To date, about 29.5% of the University’s student population of about 28 000 has returned to campus.  In total, about 7 700 students were identified and notified, which is within the 33% restriction of numbers, as per the Lockdown Level 3 regulations.

The notification to return to campus is accompanied by a set of COVID-19 related conditions that students need to adhere to, upon their return, as part of the suite of safety measures. Of the notified students, 5 568 (72%) have confirmed their return and accepted the conditions.

Campus Readiness

Campuses, facilities and residences have been readied, including plans and measures related to health screening, sanitising, cleaning, physical distancing and the provision of personal protective equipment (PPE).  The University’s campuses, particularly those with the most on-campus activity, are equipped with fully kitted testing stations and health facilities.  Venues for contact sessions, including computer labs, are regularly deep cleaned and set up to ensure adherence to physical distancing and health hygiene requirements.

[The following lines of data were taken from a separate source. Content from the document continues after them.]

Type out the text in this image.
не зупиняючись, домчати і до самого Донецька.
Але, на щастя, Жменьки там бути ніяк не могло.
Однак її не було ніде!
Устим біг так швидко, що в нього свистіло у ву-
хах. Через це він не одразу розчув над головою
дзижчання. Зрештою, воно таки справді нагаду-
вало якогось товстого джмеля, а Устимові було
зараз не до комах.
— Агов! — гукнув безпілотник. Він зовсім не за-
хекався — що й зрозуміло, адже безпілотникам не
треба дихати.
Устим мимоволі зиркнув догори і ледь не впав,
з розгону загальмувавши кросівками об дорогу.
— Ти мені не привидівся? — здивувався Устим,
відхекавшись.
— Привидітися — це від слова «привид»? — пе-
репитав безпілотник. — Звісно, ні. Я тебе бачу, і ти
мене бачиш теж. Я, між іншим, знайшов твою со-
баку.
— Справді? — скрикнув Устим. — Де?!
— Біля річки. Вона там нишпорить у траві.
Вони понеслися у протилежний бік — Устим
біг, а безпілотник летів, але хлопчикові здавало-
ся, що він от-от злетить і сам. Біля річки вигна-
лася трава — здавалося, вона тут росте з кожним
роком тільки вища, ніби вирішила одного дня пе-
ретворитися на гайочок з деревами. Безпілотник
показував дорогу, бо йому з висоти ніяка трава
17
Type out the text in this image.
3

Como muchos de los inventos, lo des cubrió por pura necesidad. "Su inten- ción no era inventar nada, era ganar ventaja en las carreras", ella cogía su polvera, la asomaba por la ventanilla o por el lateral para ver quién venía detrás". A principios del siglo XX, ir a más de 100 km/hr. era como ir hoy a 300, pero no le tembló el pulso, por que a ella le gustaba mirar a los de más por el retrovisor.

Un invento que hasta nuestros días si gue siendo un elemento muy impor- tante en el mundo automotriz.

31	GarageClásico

The students identified to return to campus include residence students, who have had to be reintegrated into residence living under COVID-19 regulations.  To date, a total of 3 219 students have returned to both the on-campus (1 274) and accredited off-campus (1 945) residences.

Appreciating the difficulty in adjusting to the new normal, the University and student leaders continue to educate and raise awareness through various campaigns, equipping students to adapt to the new normal and ensure their individual and collective safety.

University COVID-19 Statistics

As we approach the peak in COVID-19 infections nationally, more people are being infected and affected by the pandemic.  Mandela University staff and students have also been affected, and has unfortunately lost three staff members to the virus.  As at 03 August 2020, the cumulative number of positive COVID-19 staff cases stood at 72, with 58 recoveries, which leaves 11 active cases.  For students, the cumulative number of positive COVID-19 student cases stood at 10, with 7 recoveries, leaving 3 active cases.

Staff and student health services give ongoing support to all those who have tested positive.  Psychosocial support is also made available to staff and students otherwise affected by this highly volatile period, with a suite of support measures to help deal with anxiety and other wellness matters.

External COVID-19 Efforts

On a broader societal level, and in line with the University’s resolve of being in the service of society, the institution has been pooling its intellectual and other resources to contribute to the provincial efforts against the pandemic through the COVID-19 Coordinating Committee (CCC).

It is through this structure, which is divided into various work streams, that the University has been involved in the provincial and Nelson Mandela Bay Metro efforts in the fight against COVID-19.

Mandela University’s contribution includes the 3D printing and distribution of face shields to medical facilities across the province; development of critical healthcare equipment, such as intubators and ventilators, distributed to hospitals in the Metro; sanitiser production and distribution to those in need, as well as food relief to poor families in the communities surrounding it Port Elizabeth and George campuses.